Это был один из вопросов, которые Эбигейл часто задавала себе в последнее время. Как она могла не распознать истинную натуру Брюса? Ослепили ли ее его романтические жесты? Или его деньги и успех? Или же он просто казался настолько непохожим на Бена Переса, что она влюбилась в него вопреки всему? Эбигейл сомневалась, что когда-либо узнает ответ.
Но она действительно думала, что на свадебных фотографиях, возможно, есть подсказка. Вдруг Брюс выглядел так, будто был влюблен в нее, потому что действительно был влюблен, пусть и неким необычным, извращенным образом? Даже зная, что ждет ее впереди, что он отомстит ей за измену, Брюс все равно чувствовал к ней любовь или нечто вроде любви? Или же она видела в нем то, что ей хотелось видеть? Самым логичным объяснением было следующее: Брюс был психопатом. И этот психопат пошел на семинар, где ему рассказали то, во что он в глубине души верил с тех пор, как его мать бросила семью: женщинам нельзя доверять.

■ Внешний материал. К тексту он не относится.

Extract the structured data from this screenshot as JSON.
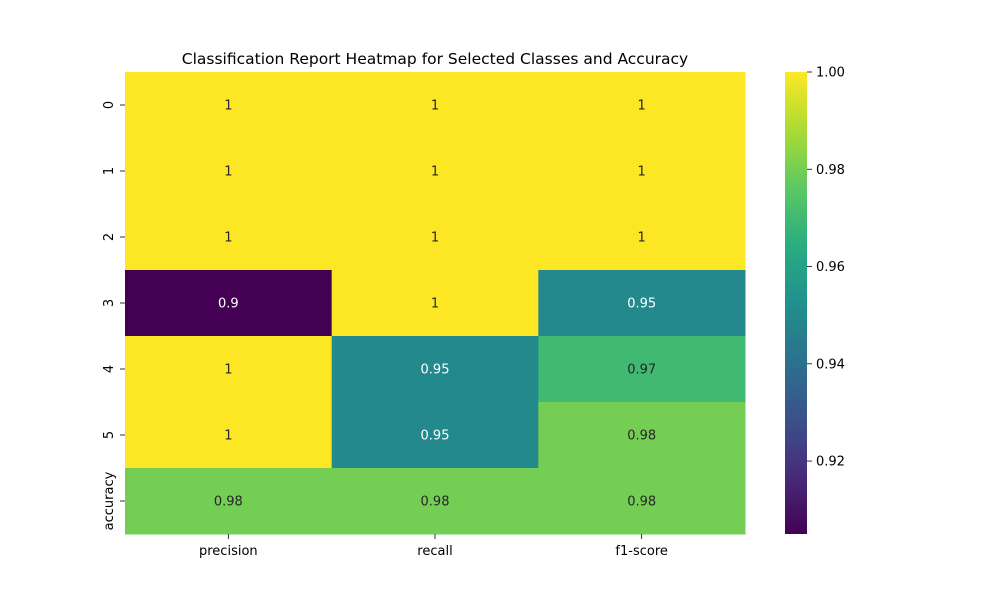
{
  "chart_data": {
    "type": "heatmap",
    "title": "Classification Report Heatmap for Selected Classes and Accuracy",
    "xlabel": "",
    "ylabel": "",
    "x_categories": [
      "precision",
      "recall",
      "f1-score"
    ],
    "y_categories": [
      "0",
      "1",
      "2",
      "3",
      "4",
      "5",
      "accuracy"
    ],
    "values": [
      [
        1,
        1,
        1
      ],
      [
        1,
        1,
        1
      ],
      [
        1,
        1,
        1
      ],
      [
        0.9,
        1,
        0.95
      ],
      [
        1,
        0.95,
        0.97
      ],
      [
        1,
        0.95,
        0.98
      ],
      [
        0.98,
        0.98,
        0.98
      ]
    ],
    "cell_labels": [
      [
        "1",
        "1",
        "1"
      ],
      [
        "1",
        "1",
        "1"
      ],
      [
        "1",
        "1",
        "1"
      ],
      [
        "0.9",
        "1",
        "0.95"
      ],
      [
        "1",
        "0.95",
        "0.97"
      ],
      [
        "1",
        "0.95",
        "0.98"
      ],
      [
        "0.98",
        "0.98",
        "0.98"
      ]
    ],
    "colormap": "viridis",
    "colorbar": {
      "min": 0.905,
      "max": 1.0,
      "ticks": [
        0.92,
        0.94,
        0.96,
        0.98,
        1.0
      ],
      "tick_labels": [
        "0.92",
        "0.94",
        "0.96",
        "0.98",
        "1.00"
      ]
    },
    "grid": false,
    "legend": "colorbar-right"
  }
}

И причина, почему Брюс выглядел искренне влюбленным на фотографиях, заключалась в том, что он очень хорошо притворялся.
Эбигейл почти закончила просматривать фотоальбом, когда на одном из последних снимков что-то привлекло ее внимание. Это было фото последнего танца, она и Брюс, уставшие и счастливые, в центре танцпола. Она хорошо это помнила.